Evelyn went to reach for one, but an older man in front of her grabbed it, not noticing her. Derek reached down and wrapped a strong arm around her, pulling her close as he held onto a hand-hold himself. His arm around her gave her a sense of security she hadn’t felt in so long.
It was nice.
The door shut and the tram began to move out of the station and up through the mist and the rainforest that blanketed the lower elevation around the mountain, on their way to the subalpine eco system at the summit.
Evelyn opened her eyes and braved the view as Juneau disappeared below them and they rose above the mist that was clinging above the city. The sun came out, burning away the drizzle, and she couldn’t help but stare at the beauty in wonder.
Derek chuckled. “See—it’s worth it.”
“If we survive to the upper station,” she teased.
“Well, since we’re almost there I think that’s a safe bet.”
Evelyn peered over to the front of the tram to see the upper tram station waiting for them. Once the tram was safely docked the doors opened. Derek and Evelyn lingered to let the other people get off first, so they weren’t caught up in the mad crush of tourists.
“Want to go for a quick hike? John said he’d meet us at the Langstrom Grill at seven o’clock. We can head up to the alpine meadow and then take the tram back down.”
“Sounds good. Lead the way. I don’t think I have my footing yet.”
“What?” Derek asked playfully. “Come on, you, goose. This is solid ground.”
“It’s a cliff. This station is hovering over a cliff.”
Derek rolled his eyes and then stomped his foot. “See—it’s solid… Whoa! Whoa!
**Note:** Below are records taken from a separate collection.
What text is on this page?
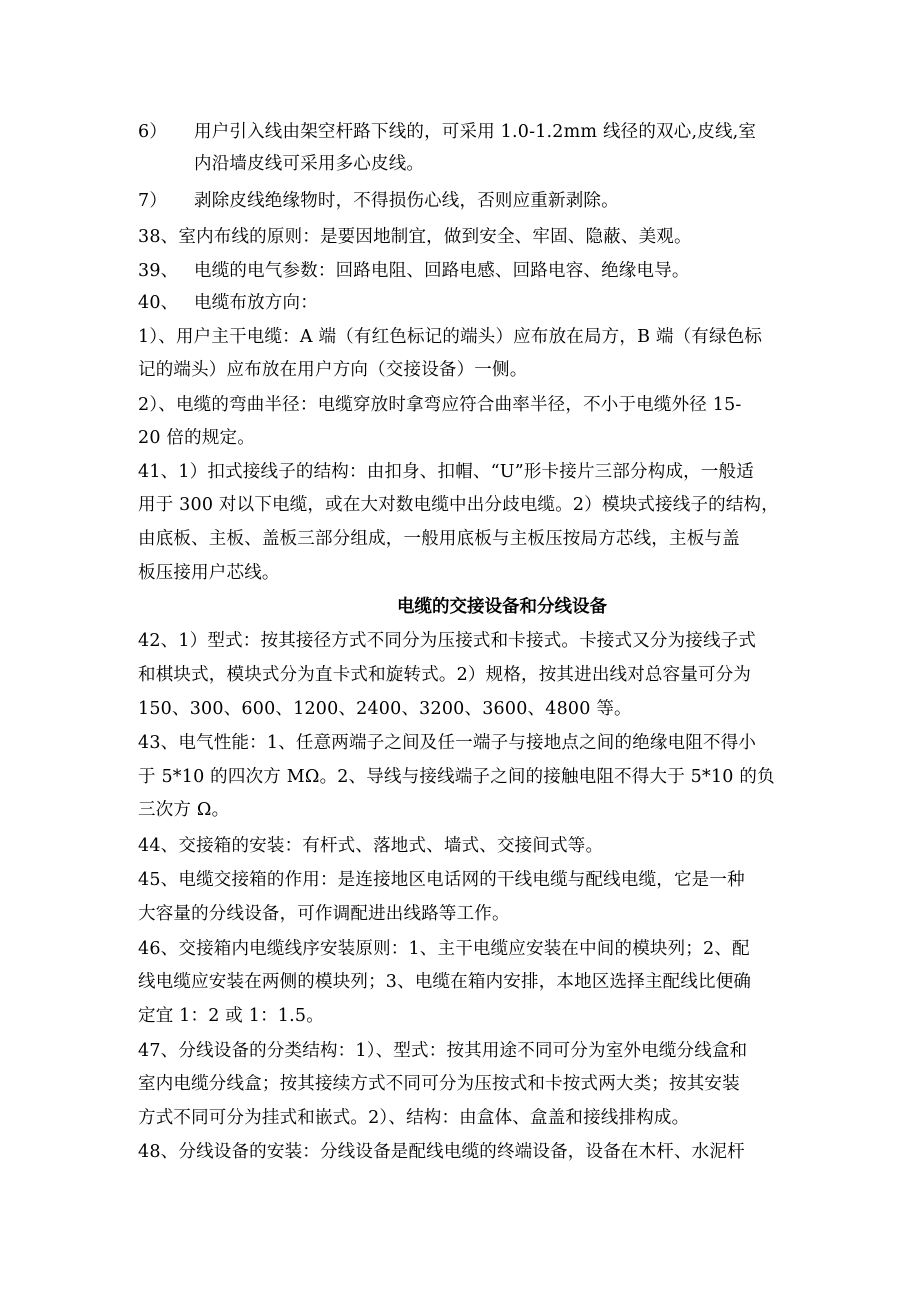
6） 用户引入线由架空杆路下线的，可采用 1.0-1.2mm 线径的双心,皮线,室
内沿墙皮线可采用多心皮线。
7） 剥除皮线绝缘物时，不得损伤心线，否则应重新剥除。
38、室内布线的原则：是要因地制宜，做到安全、牢固、隐蔽、美观。
39、 电缆的电气参数：回路电阻、回路电感、回路电容、绝缘电导。
40、 电缆布放方向：
1）、用户主干电缆：A 端（有红色标记的端头）应布放在局方，B 端（有绿色标
记的端头）应布放在用户方向（交接设备）一侧。
2）、电缆的弯曲半径：电缆穿放时拿弯应符合曲率半径，不小于电缆外径 15-
20 倍的规定。
41、1）扣式接线子的结构：由扣身、扣帽、“U”形卡接片三部分构成，一般适
用于 300 对以下电缆，或在大对数电缆中出分歧电缆。2）模块式接线子的结构，
由底板、主板、盖板三部分组成，一般用底板与主板压按局方芯线，主板与盖
板压接用户芯线。
电缆的交接设备和分线设备
42、1）型式：按其接径方式不同分为压接式和卡接式。卡接式又分为接线子式
和棋块式，模块式分为直卡式和旋转式。2）规格，按其进出线对总容量可分为
150、300、600、1200、2400、3200、3600、4800 等。
43、电气性能：1、任意两端子之间及任一端子与接地点之间的绝缘电阻不得小
于 5*10 的四次方 MΩ。2、导线与接线端子之间的接触电阻不得大于 5*10 的负
三次方 Ω。
44、交接箱的安装：有杆式、落地式、墙式、交接间式等。
45、电缆交接箱的作用：是连接地区电话网的干线电缆与配线电缆，它是一种
大容量的分线设备，可作调配进出线路等工作。
46、交接箱内电缆线序安装原则：1、主干电缆应安装在中间的模块列；2、配
线电缆应安装在两侧的模块列；3、电缆在箱内安排，本地区选择主配线比便确
定宜 1：2 或 1：1.5。
47、分线设备的分类结构：1）、型式：按其用途不同可分为室外电缆分线盒和
室内电缆分线盒；按其接续方式不同可分为压按式和卡按式两大类；按其安装
方式不同可分为挂式和嵌式。2）、结构：由盒体、盒盖和接线排构成。
48、分线设备的安装：分线设备是配线电缆的终端设备，设备在木杆、水泥杆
Oh, my God, I’m going to fall off the edge of this cliff.”
Evelyn punched his arm. “Ha-ha. Funny.”
Derek was shaking his head and still laughing as they left the tram and headed for a path that wound its way through two-hundred-foot-tall trees up to the alpine meadow. There were a lot of tourists going there and back, but Evelyn didn’t find them as overwhelming as when they were riding the tram.